The Lifetime Achievement Awards were accepted by Andy Smith for Texas Instruments, Evy Kay Washburne for The Meadows Foundation, Geoffrey Henning for JCPenney, Kelly Garlock for Hillcrest Foundation and Margaret Black for Lyda Hill Philanthropies.
In a surprise move, Volunteer Now Board Chair Bill Braxton announced that the board had created a new award in retiring Tammy Richards’ name — the Tammy Richards Impact Award. The first recipient of the award was Uplift Education, accepted by Lenisha Roberts.
Just past 1, keynote speaker Wes Moore took his place on the stage and immediately congratulated Tammy and the organization for its 50th anniversary.
Then the 43-year-old recalled how at the age of four his father’s death dramatically changed his family, forcing his mother and his siblings to move from their home to live with their grandparents in another state.

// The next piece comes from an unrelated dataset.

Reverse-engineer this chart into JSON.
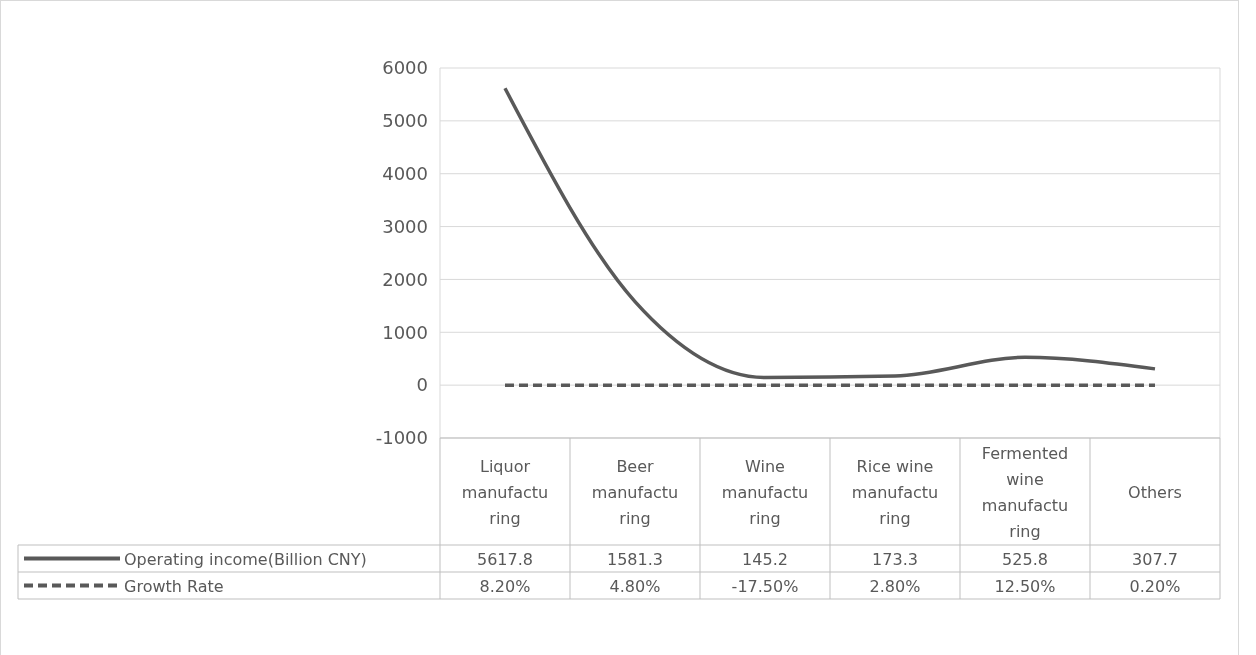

Wes admitted that he was acting out to such a degree that his mother threatened to send him to military school. But it didn’t dissuade him, resulting in his being sent to Valley Forge Military Academy at the age of 13. There he was a loner and attempted five time to run away from the Academy. Finally, Sergeant Dallas Austin handed him a map to the train station. He thought it was too good to be true until he got lost in the woods the night of his escape. He was scared and angry. Luckily, his corp was there and took him back to the school. He was allowed to make one phone call. It was to his mother, who told him that others had made sacrifices for him and it wasn’t all about him. While he was still angry, he realized that he couldn’t make it alone. He could only succeed by joining his fellow students. The lesson takeaway was, “Together we’re going to go further.”
He went on to graduate Phi Beta Kappa at Johns Hopkins University and attend Oxford as a Rhodes scholar, became a captain in the U.S. Army and a White House Fellow, wrote The New York Times best-selling “The Other Wes Moore,” hosted his own TV show on the Oprah Winfrey Network and headed up New York City’s largest anti-poverty non-profit, the Robin Hood Foundation, for four years. [Editor’s note: Unbeknownst to many in the audience, Moore also was a leading Democratic candidate for governor of Maryland.]
Still another lesson that he learned over the years was, “It’s not just the work or capital, it’s the freedom to dream and to have others support you.”
In closing he congratulated VolunteerNow for providing 50 years of freedom, “The entire society has benefited from your work.”